2021-11-15
1 小时 23 分钟If you want to love other people fully, you actually have to figure out how to love yourself on some level.
Like, there is no mental Cirque du Soleil trick that you can pull off to really get around that.
Tim Ferriss has been a man on a mission, driven to deconstruct mastery and excellence and then share what he's learned for his entire adult life.
It began with his own relentless experimentation and documentation, which yielded no number one New York Times bestsellers like the four hour workweek, the four hour body, the four hour chef, and a series of other books.
In more recent years, this yearning has led him to sit down with hundreds of elite performers from a vast array of domains on a quest to reveal what made them them.
And these conversations are shared weekly on Tim's award winning podcast, the Tim Ferriss show.
In today's best of conversation, we cover very different ground and get really personal.
While I first sat down with Tim in 2017 to record this conversation, the things we talk about, the topics, the ideas, the experiences, the insights, they're more relevant now than ever before.
Tim actually lost a number of people in the year before.

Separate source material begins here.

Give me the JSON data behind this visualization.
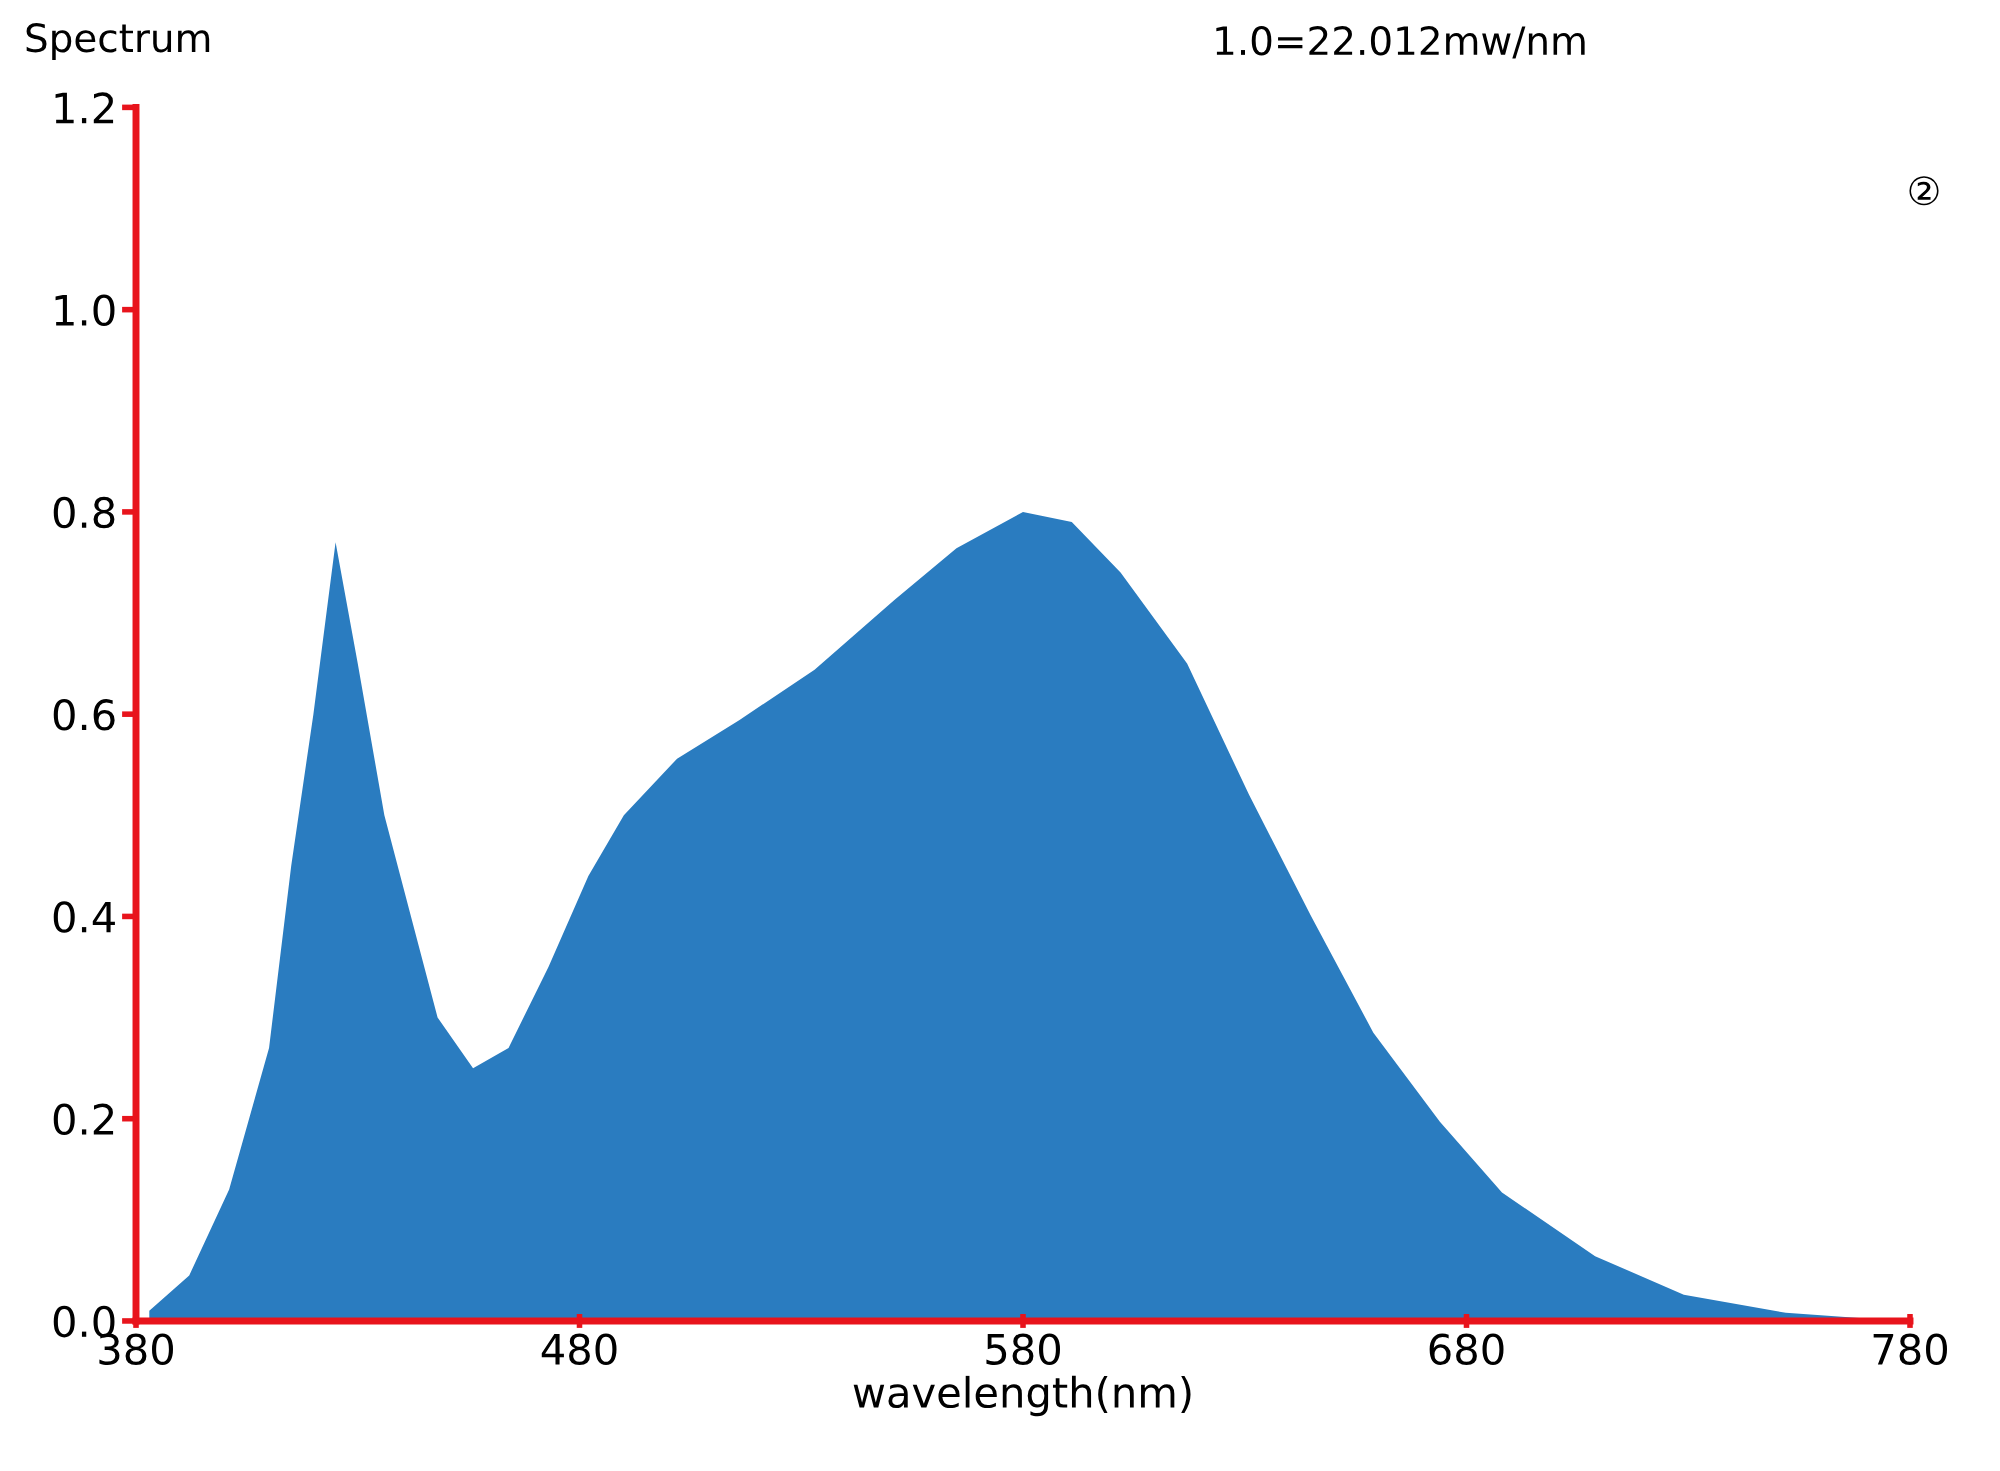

We sat down in the studio, where he also had just turned 40 and found himself in this deeply contemplative and emotional space, thinking about who he is, how he wants to create the next 40 years of his life, and what really matters.
And when I sat down with him, he had recently returned from an intensive ten day silent meditation retreat, and while gone, he had actually lost yet another close friend.
He was, in his own words, in an incredibly porous place, leading more from the heart than the head, which was a bit of a major turnaround for him.
And we spent time deconstructing Tim's ten day silent meditation experience, his struggles and awakenings, how it compared to psychedelic experiences, and how, barring one major saving grace, this retreat may have sent him spiraling into a very dark place.
We also talk about his experience with death, his decision to append audio of his departed friend Terry Laughlin, which was recorded by Terry's daughters in the hospital during his final days of life.
To the end of a podcast interview with Terry, Tim also shared his decision to take the Ted stage, switching last minute to talk about something deeply painful and personal and what that meant to him, to his lens on legacy work, and how it landed with his family, who also didn't know what he would be talking about.
And we explored Tim's awakening with a softer set of metrics in mind to measure a life well lived, and his evolving definition of what it truly means to live a good life.
So excited to share this best of conversation with you.
I'm Jonathan Fields and this is good life project.
Good to be hanging out.
I was kind of thinking, man, it's been a hell of a year in your life.